"Endophrenology": New morphometric techniques applied to brain form

Fred L. Bookstein

Medical School, University of Michigan

For hundreds of years the arrangements and derangements of extents and hollows, planes and bulges of the solid brain in its environment of fluids and bone have preoccupied physicians, psychologists, and biological scientists in a great variety of disciplines. A method combining statistics with this intuitive geometry of form-change was earnestly sought through most of this century. Recently, beginning in the 1980's, we have made substantial progress toward that goal. Techniques from mathematical statistics, multivariate biometrics, non- Euclidean geometry, and computer graphics can now be combined into a coherent new system of tools for the complete analysis of pictures or whole solid brain images whenever they can be labeled with reference to terms from an atlas.
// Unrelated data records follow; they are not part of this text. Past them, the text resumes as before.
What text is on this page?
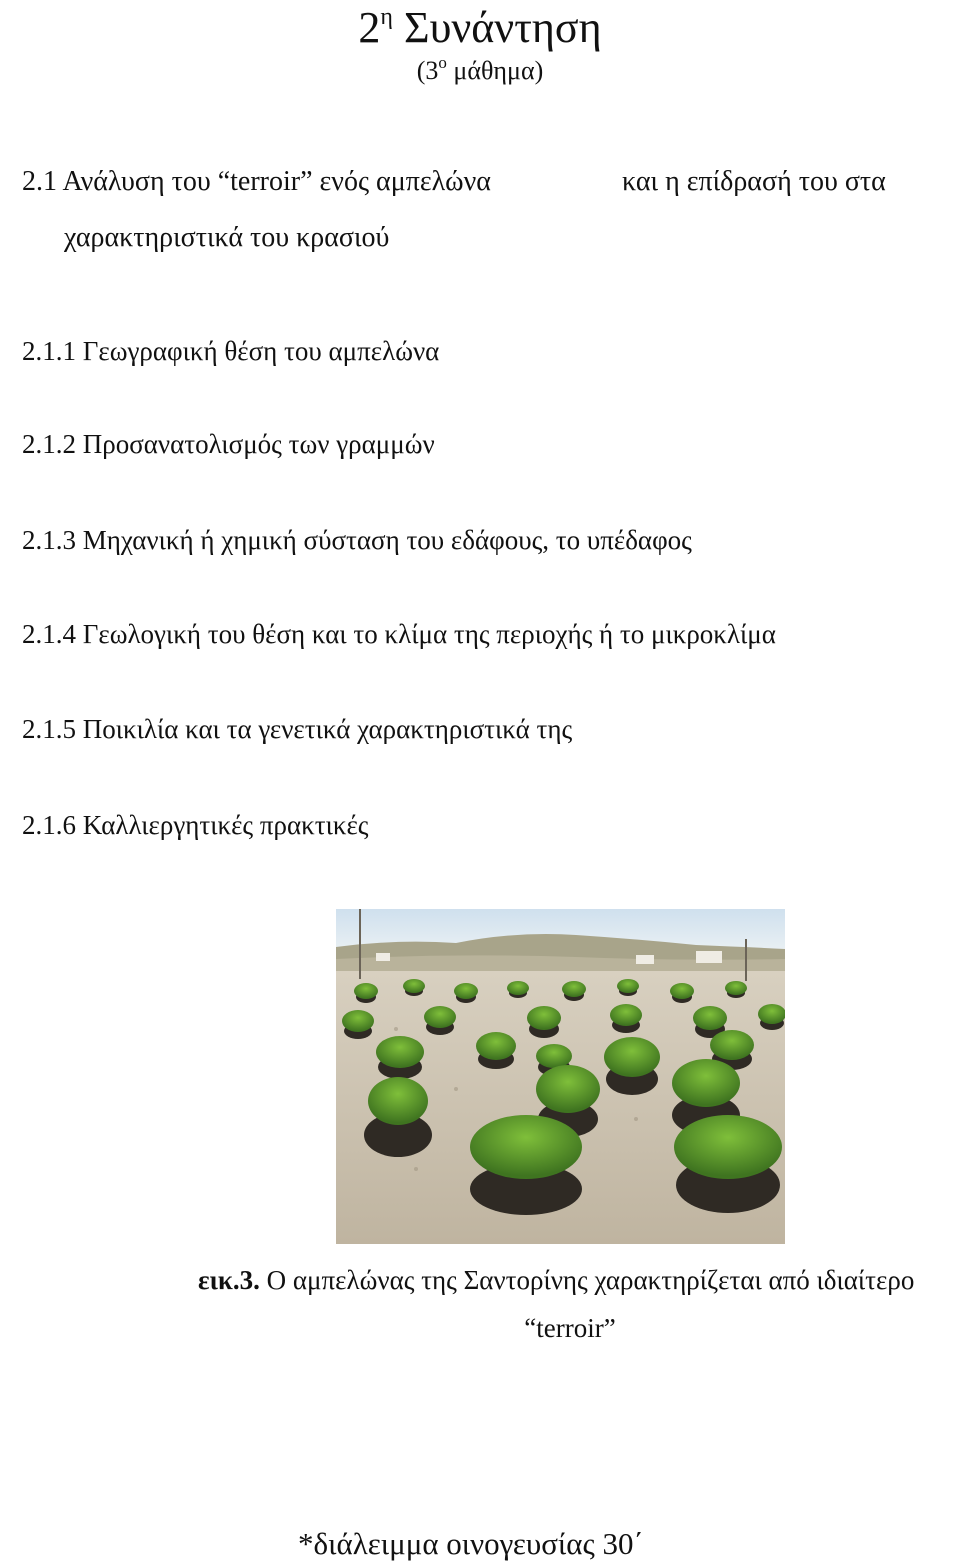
$2^\eta$ Συνάντηση
($3^o$ μάθημα)
2.1 Ανάλυση του “terroir” ενός αμπελώνα	και η επίδρασή του στα
χαρακτηριστικά του κρασιού
2.1.1 Γεωγραφική θέση του αμπελώνα
2.1.2 Προσανατολισμός των γραμμών
2.1.3 Μηχανική ή χημική σύσταση του εδάφους, το υπέδαφος
2.1.4 Γεωλογική του θέση και το κλίμα της περιοχής ή το μικροκλίμα
2.1.5 Ποικιλία και τα γενετικά χαρακτηριστικά της
2.1.6 Καλλιεργητικές πρακτικές
εικ.3. Ο αμπελώνας της Σαντορίνης χαρακτηρίζεται από ιδιαίτερο
“terroir”
*διάλειμμα οινογευσίας 30΄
Some key formalisms of the toolkit are David Kendall's Riemannian geometry of shape, its linearization by Procrustes fits to a Procrustes average shape, permutation tests for reduced-rank problems in this domain, the thin-plate spline visualization of any biometric effects that are found, and extension of all these to data sets of curving form that do not have landmarks. The new methods are illustrated, in various combinations, using data sets recently accrued in the course of the Human Brain Project: the form of the corpus callosum and the cerebral ventricle in schizophrenia, and the form of the callosum in Fetal Alcohol Syndrome.


Refreshments: 3:00 - 3:30 p.m. Wed. Oct22, at 327 Yost
Talk: 3:30 - 4:30 p.m. Wed. Oct 22, at 327 Yost.